Decision for Linear Models:
Model 1 or Model 2 is preferred due to lower AIC, simpler structure, and comparable Adjusted R².
Logistic Regression Models
Significant predictors: AGE, CAR_AGE, KIDSDRIV_LOG, HOMEKIDS_LOG (p-values < 0.05).
Significant predictors: AGE, KIDSDRIV_RATIO, and HOMEKIDS_LOG.
Interaction term AGE:CAR_AGE is not significant (p = 0.549), indicating no meaningful contribution.
Decision for Logistic Models:
Model 1 is preferred due to lower AIC and a more parsimonious structure.
So based on the above metrics and comparison, our final model selection is: Model1 for both linear regression and logistic regression.
Let’s generate the ROC Curves for better decision:
# Predict probabilities on the training dataset
insurance_training$probailities_reg1 <- predict(log_model1, newdata = insurance_training, type = "response")
insurance_training$pred_class_reg1 <- ifelse(insurance_training$probailities_reg1 > 0.5, 1, 0)
# Calculate the ROC curve
roc_curve <- roc(insurance_training$TARGET_FLAG, insurance_training$probailities_reg1)
## Setting levels: control = 0, case = 1
## Setting direction: controls < cases
# Plot the ROC curve
plot(roc_curve, col = "blue", lwd = 2,
main = "Corrected ROC Curve for Logistic Model 1",
xlab = "False Positive Rate", ylab = "True Positive Rate",
xlim = c(0, 1), ylim = c(0, 1)) # Ensure proper axis limits
abline(a = 0, b = 1, lty = 2, col = "red") # Add diagonal line
# Display the AUC
auc(roc_curve)
## Area under the curve: 0.6092
# Predict probabilities on the training dataset
insurance_training$probailities_reg2 <- predict(log_model2, newdata = insurance_training, type = "response")
insurance_training$pred_class_reg2 <- ifelse(insurance_training$probailities_reg2 > 0.5, 1, 0)
# Calculate the ROC curve
roc_curve2 <- roc(insurance_training$TARGET_FLAG, insurance_training$probailities_reg2)
## Setting levels: control = 0, case = 1
## Setting direction: controls < cases
# Plot the ROC curve
plot(roc_curve2, col = "blue", lwd = 2,
main = "Corrected ROC Curve for Logistic Model 2",
xlab = "False Positive Rate", ylab = "True Positive Rate",
xlim = c(0, 1), ylim = c(0, 1)) # Ensure proper axis limits
abline(a = 0, b = 1, lty = 2, col = "red") # Add diagonal line
# Display the AUC
auc(roc_curve2)
## Area under the curve: 0.6072
# Predict probabilities on the training dataset
insurance_training$pred_class_reg3 <- predict(log_model3, newdata = insurance_training, type = "response")

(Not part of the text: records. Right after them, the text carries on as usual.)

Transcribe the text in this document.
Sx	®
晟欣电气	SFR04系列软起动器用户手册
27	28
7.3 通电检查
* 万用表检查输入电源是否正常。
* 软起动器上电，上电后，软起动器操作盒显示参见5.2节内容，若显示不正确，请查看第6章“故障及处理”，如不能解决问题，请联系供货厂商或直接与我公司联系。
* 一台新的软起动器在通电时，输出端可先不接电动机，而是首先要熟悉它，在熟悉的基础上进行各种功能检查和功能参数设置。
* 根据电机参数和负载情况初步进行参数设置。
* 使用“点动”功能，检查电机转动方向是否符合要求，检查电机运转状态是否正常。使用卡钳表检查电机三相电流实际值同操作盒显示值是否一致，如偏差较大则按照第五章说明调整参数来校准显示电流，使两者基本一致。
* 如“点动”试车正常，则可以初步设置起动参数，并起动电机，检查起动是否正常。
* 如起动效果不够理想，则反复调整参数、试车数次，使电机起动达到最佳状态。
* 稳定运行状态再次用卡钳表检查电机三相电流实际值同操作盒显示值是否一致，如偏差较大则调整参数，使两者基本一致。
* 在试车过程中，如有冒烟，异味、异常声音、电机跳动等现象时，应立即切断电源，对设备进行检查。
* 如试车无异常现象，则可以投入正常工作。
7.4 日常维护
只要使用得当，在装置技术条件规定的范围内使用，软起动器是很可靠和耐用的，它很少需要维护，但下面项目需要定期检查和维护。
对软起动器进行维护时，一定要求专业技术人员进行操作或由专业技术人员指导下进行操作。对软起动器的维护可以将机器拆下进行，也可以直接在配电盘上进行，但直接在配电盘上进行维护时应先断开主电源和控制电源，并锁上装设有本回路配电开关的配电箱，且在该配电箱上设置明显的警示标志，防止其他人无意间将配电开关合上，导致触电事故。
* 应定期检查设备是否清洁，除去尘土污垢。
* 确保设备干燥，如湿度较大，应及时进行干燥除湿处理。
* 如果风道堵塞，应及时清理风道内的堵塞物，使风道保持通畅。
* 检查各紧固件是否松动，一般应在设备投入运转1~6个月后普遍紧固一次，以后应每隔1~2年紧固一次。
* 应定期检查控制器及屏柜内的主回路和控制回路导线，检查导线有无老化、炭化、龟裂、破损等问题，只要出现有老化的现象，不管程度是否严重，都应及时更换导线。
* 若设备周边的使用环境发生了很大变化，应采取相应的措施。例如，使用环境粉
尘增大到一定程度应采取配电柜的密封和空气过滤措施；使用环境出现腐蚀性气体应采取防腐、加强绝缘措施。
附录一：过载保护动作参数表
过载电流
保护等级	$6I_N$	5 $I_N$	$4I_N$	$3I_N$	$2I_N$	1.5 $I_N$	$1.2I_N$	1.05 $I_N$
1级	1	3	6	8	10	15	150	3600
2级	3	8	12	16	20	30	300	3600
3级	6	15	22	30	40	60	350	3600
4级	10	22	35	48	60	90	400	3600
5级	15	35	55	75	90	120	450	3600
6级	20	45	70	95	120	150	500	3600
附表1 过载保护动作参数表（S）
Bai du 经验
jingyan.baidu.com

insurance_training$pred_class_reg2 <- ifelse(insurance_training$probailities_reg2 > 0.5, 1, 0)
# Calculate the ROC curve
roc_curve3 <- roc(insurance_training$TARGET_FLAG, insurance_training$pred_class_reg3)
## Setting levels: control = 0, case = 1
## Setting direction: controls < cases
# Plot the ROC curve
plot(roc_curve3, col = "blue", lwd = 2,
main = "Corrected ROC Curve for Logistic Model 3",
xlab = "False Positive Rate", ylab = "True Positive Rate",
xlim = c(0, 1), ylim = c(0, 1)) # Ensure proper axis limits
abline(a = 0, b = 1, lty = 2, col = "red") # Add diagonal line
# Display the AUC
auc(roc_curve3)
## Area under the curve: 0.6068